All four defendants had expressed remorse for their role in Mr. Gueffroy's death. One of them, Mr. Kuhnpast, broke down in tears during his testimony.

A second trial of border guards accused of involvement in killing an East German as he tried to flee westward began last month. Prosecutors are preparing charges against more than 300 other guards.

Public debate over these trials has centered around the fact that senior East German officials have thus far escaped punishment for their roles in the killings, as well as for other crimes. Many who comment on the case have repeated a German saying, "The little guys hang while the big guys go free."
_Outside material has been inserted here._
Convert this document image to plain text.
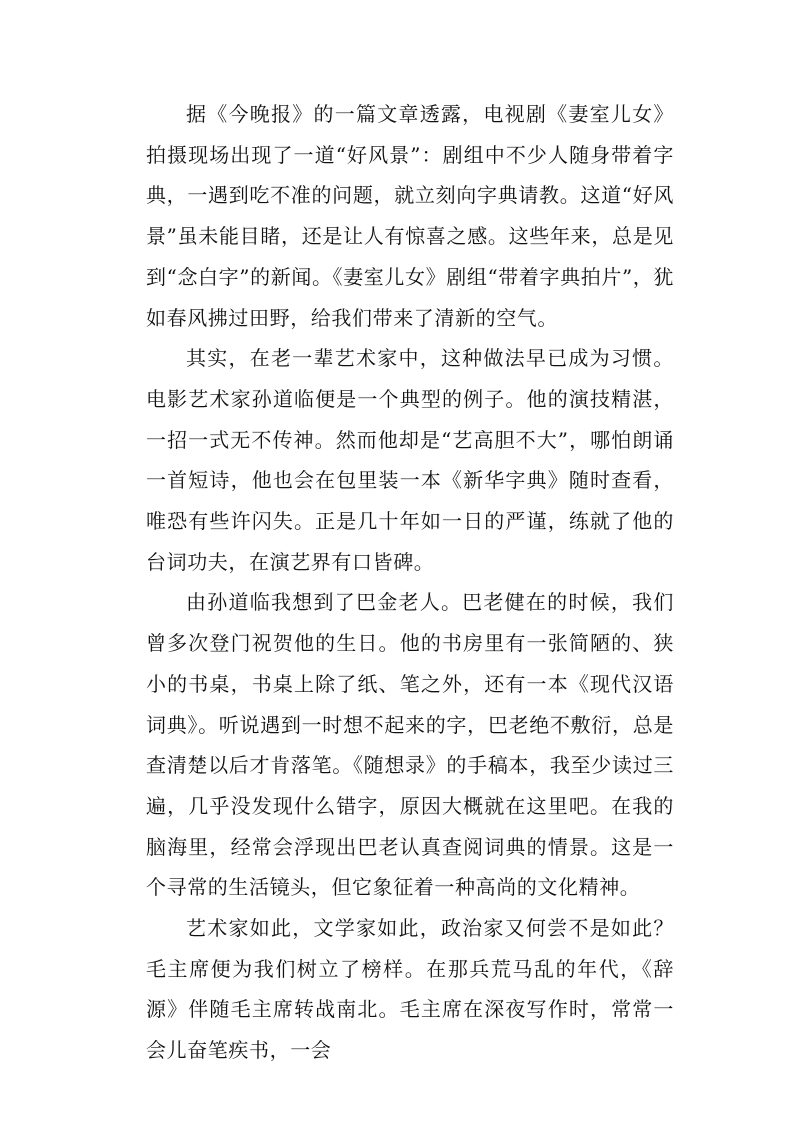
据《今晚报》的一篇文章透露，电视剧《妻室儿女》拍摄现场出现了一道“好风景”：剧组中不少人随身带着字典，一遇到吃不准的问题，就立刻向字典请教。这道“好风景”虽未能目睹，还是让人有惊喜之感。这些年来，总是见到“念白字”的新闻。《妻室儿女》剧组“带着字典拍片”，犹如春风拂过田野，给我们带来了清新的空气。

其实，在老一辈艺术家中，这种做法早已成为习惯。电影艺术家孙道临便是一个典型的例子。他的演技精湛，一招一式无不传神。然而他却是“艺高胆不大”，哪怕朗诵一首短诗，他也会在包里装一本《新华字典》随时查看，唯恐有些许闪失。正是几十年如一日的严谨，练就了他的台词功夫，在演艺界有口皆碑。

由孙道临我想到了巴金老人。巴老健在的时候，我们曾多次登门祝贺他的生日。他的书房里有一张简陋的、狭小的书桌，书桌上除了纸、笔之外，还有一本《现代汉语词典》。听说遇到一时想不起来的字，巴老绝不敷衍，总是查清楚以后才肯落笔。《随想录》的手稿本，我至少读过三遍，几乎没发现什么错字，原因大概就在这里吧。在我的脑海里，经常会浮现出巴老认真查阅词典的情景。这是一个寻常的生活镜头，但它象征着一种高尚的文化精神。

艺术家如此，文学家如此，政治家又何尝不是如此？毛主席便为我们树立了榜样。在那兵荒马乱的年代，《辞源》伴随毛主席转战南北。毛主席在深夜写作时，常常一会儿奋笔疾书，一会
Much public anger is focused on Erich Honecker, the 79-year-old former East German leader, who is believed to have approved the shoot-to-kill order issued to border guards. Mr. Honecker fled to Moscow before he could be brought to trial and is now under diplomatic protection at the Chilean Embassy there.

The man who headed East Germany's security service, Erich Mielke, is 84 years old and ailing. In an interview published this week, he described himself as "fatally ill" and suffering from depression.

Other former East German officials who have thus far succeeded in avoiding prosecution include Markus Wolf, the onetime espionage chief, and Alexander Schalck-Golodkowski, a shadowy money trader. Many Germans say they believe that both men are guilty of serious crimes, and express anger that they have managed to remain free while low-ranking soldiers face jail terms. 2 Ex-Officials on Trial

Two mid-level figures who long served the East German Government, however, are now on trial in separate cases. One, Klaus Kuron, was a counter-intelligence expert in West Germany who is accused of having been a double agent. He is facing treason charges at a court in Dusseldorf.

In the eastern city of Dresden, former Mayor Wolfgang Berghofer is on trial for his role in falsifying the results of local elections in 1989. Two men who briefly ruled East Germany after Mr. Honecker's ouster, Hans Modrow and Egon Krenz, are also under investigation concerning election frauds.

Officials in Bonn have said they are unable to bring charges against many former East German officials because their crimes, though serious, are not specifically punishable under the existing legal code.